The standardization using the calibration sample allows for the comparison of individual scores to the population curve, which leads to the production of percentile scores (e.g. Test taker scored in the 70% percentile, suggesting that their critical reasoning was better than 70% of the population.)

Standardization allows for the calculation of other population level curves, which allows REASZON™ to report comparisons against a variety of sub-populations (e.g. test taker scored in the 70% percentile of computer science majors, and in the 80% percentile overall.)

Finally, for interpretability overall percentile scores are converted into a numerical score that ranges from 700-1300, with 1000 representing the 50% percentile.

In addition to calibration, REASZON™ was compared against commonly used measure of critical reasoning, ETS HEighten , as well as several academic outcomes of interest.

In our first validation study, REASZON™ was administered alongside of ETS HEighten to 182 business school students. GPA, SAT Verbal and SAT Math scores were collected, along with demographic information such as race, gender and age.
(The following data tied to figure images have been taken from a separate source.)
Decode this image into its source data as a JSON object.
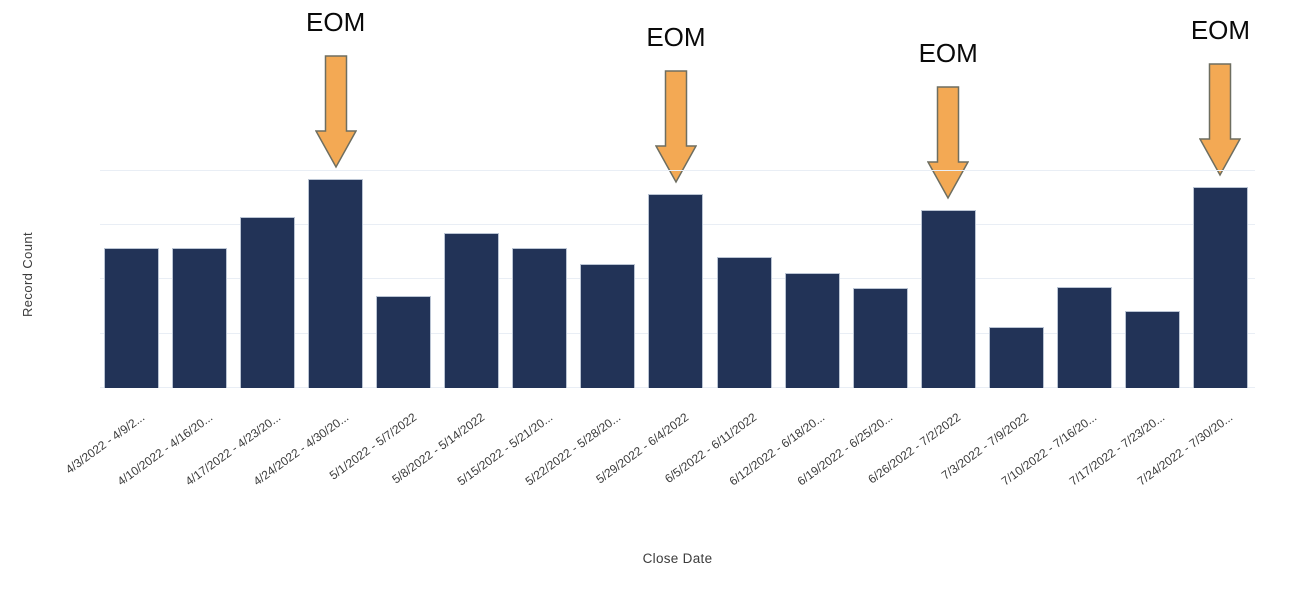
{
  "chart_data": {
    "type": "bar",
    "title": "",
    "xlabel": "Close Date",
    "ylabel": "Record Count",
    "legend": "none",
    "grid": "horizontal",
    "y_ticks_labeled": false,
    "ylim": [
      0,
      42
    ],
    "gridline_values": [
      0,
      10,
      20,
      30,
      40
    ],
    "x_tick_rotation_deg": -36,
    "categories": [
      "4/3/2022 - 4/9/2...",
      "4/10/2022 - 4/16/20...",
      "4/17/2022 - 4/23/20...",
      "4/24/2022 - 4/30/20...",
      "5/1/2022 - 5/7/2022",
      "5/8/2022 - 5/14/2022",
      "5/15/2022 - 5/21/20...",
      "5/22/2022 - 5/28/20...",
      "5/29/2022 - 6/4/2022",
      "6/5/2022 - 6/11/2022",
      "6/12/2022 - 6/18/20...",
      "6/19/2022 - 6/25/20...",
      "6/26/2022 - 7/2/2022",
      "7/3/2022 - 7/9/2022",
      "7/10/2022 - 7/16/20...",
      "7/17/2022 - 7/23/20...",
      "7/24/2022 - 7/30/20..."
    ],
    "values": [
      25.8,
      25.8,
      31.5,
      38.5,
      17.0,
      28.5,
      25.8,
      22.8,
      35.7,
      24.1,
      21.2,
      18.4,
      32.8,
      11.2,
      18.6,
      14.2,
      37.0
    ],
    "values_note": "y axis has no numeric tick labels; values estimated in gridline units (one gridline spacing = 10)",
    "annotations": [
      {
        "label": "EOM",
        "category_index": 3
      },
      {
        "label": "EOM",
        "category_index": 8
      },
      {
        "label": "EOM",
        "category_index": 12
      },
      {
        "label": "EOM",
        "category_index": 16
      }
    ],
    "colors": {
      "bar_fill": "#223357",
      "bar_border": "#bac4d3",
      "gridline": "#e9eef5",
      "arrow_fill": "#f3a954",
      "arrow_border": "#6e6e60",
      "annotation_text": "#0a0a0a",
      "axis_title": "#3c3c3c",
      "tick_label": "#3b3b3b",
      "background": "#ffffff"
    }
  }
}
General linear models were fit predicting GPA, SAT Verbal and SAT Math scores by REASZON™ score and demographics, as well as ETS HEighten scores and demographics. Interactions between REASZON™ score and demographics were examined, and none were found to be significant. This suggests that REASZON™ is unbiased by demographics in terms of its predictive ability. Furthermore, the total predictive ability in the form of R^{2} , a scale-free indicator of model fit, was examined for both the REASZON™ model and HEighten model. For GPA, the REASZON™ model had an R^{2} of .172, while the HEighten model an R^{2} of .1767, indicating that HEighten explained no more than .5% more variance in GPA than REASZON™, a trivial difference. For SAT Math, REASZON™ had an R^{2} of .4127, while HEighten had an R^{2;} of .4175, again suggesting that HEighten explained no more than .5% more variance in SAT-Math scores. Finally, for SAT-Verbal, RE ASZON™ had an R^{2} of .2832, while HEighten had an R^{2} of .5831, which suggests that HEighten explains 29.9% more variance in SAT-Verbal scores.

This set of results suggest that REASZON™ performs comparably to HEighten with regard to GPA and SAT-Math, while it underperforms with regard to SAT-Verbal. This result is not unexpected, as ETS HEighten has a significant verbal comprehension component, as it relies on complex vignettes. REASZON™ does not rely on complex vignettes, and instead uses a limited vocabulary (if, then, else), and a simple set of concepts. This difference in test construction is likely the reason for the difference in performance on the SAT-Verbal. But it is precisely this same difference that allows REASZON™ to measure critical reasoning skill in a way that avoids bias introduced by differences in reading comprehension and culturally-specific background knowledge.